Entre nós, o conceito de argila difere consoante as áreas do conhecimento. Assim, em mineralogia, argila refere um grupo bem definido de minerais (silicatos hidratados de alumínio e/ou magnésio) cujos cristais são, naturalmente, de dimensões micrométricas. Incluídos na subclasse dos filossilicatos, são o que habitualmente se designa por minerais argilosos ou argilominerais. Na grande maioria, as argilas resultam da alteração dos silicatos das rochas (como granitos, gnaisses, sienitos, dioritos e outras), em particular, dos feldspatos. Entre as espécies mais comuns, destacam-se a caulinite, a ilite, as esmectites, a clorite e a palygorskite. Um parêntesis para aludir, ainda que de forma muito abreviada, a cada um destes argilominerais.

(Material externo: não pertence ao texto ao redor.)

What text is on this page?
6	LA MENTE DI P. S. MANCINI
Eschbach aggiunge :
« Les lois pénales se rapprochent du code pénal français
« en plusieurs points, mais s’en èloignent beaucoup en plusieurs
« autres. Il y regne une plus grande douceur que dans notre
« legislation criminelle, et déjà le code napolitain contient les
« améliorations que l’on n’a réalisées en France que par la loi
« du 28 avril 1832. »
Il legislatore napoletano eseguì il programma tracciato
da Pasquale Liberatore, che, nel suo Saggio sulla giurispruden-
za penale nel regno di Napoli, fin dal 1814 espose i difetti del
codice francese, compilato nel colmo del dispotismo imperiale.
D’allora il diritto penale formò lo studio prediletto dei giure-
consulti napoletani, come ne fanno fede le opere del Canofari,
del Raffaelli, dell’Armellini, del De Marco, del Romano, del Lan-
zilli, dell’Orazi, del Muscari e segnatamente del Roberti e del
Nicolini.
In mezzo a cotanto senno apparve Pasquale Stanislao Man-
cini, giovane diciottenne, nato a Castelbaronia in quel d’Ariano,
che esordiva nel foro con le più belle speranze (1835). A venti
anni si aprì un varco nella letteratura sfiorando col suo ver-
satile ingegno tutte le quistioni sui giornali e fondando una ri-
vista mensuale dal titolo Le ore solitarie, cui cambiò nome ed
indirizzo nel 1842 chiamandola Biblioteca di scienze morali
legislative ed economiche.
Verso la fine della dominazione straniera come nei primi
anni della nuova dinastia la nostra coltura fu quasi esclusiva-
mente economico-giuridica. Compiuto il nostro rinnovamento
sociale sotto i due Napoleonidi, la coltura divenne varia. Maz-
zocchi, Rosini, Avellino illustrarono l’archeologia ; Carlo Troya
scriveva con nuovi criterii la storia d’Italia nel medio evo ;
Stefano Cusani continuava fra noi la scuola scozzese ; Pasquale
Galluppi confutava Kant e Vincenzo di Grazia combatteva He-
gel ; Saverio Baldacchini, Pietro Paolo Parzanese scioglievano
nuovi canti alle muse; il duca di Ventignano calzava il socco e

caulinite – silicato hidratado de alumínio, abundante nas regiões quentes e húmidas. Resulta, normalmente, de meteorização de rochas ricas em feldspatos e feldspatóides. Ocorre ainda, por alteração deutérica, em filões hidrotermais.Face ao que se conhece sobre a génese destes minerais nos diferentes sistemas bioclimáticos, eles permitem, como nenhum outro componente mineral dos sedimentos, inferir reconstituições paleoambientais do maior interesse em geologia. Entre geólogos, a palavra argila é também usada para referir os argilitos, isto é, os depósitos sedimentares essencialmente argilosos, e as capas de alteração meteórica (saprólito, alterito ou rególito) ou deutérica [2], essencialmente argilosas.
esmectite – (do grego smektikós, que quer dizer o que limpa, detergente) é um grupo de argilas com propriedades desengordurantes. Deste grupo fazem parte bentonite, beidelite, hectorite, montmorilonite, nontronite, saponite e stevensite.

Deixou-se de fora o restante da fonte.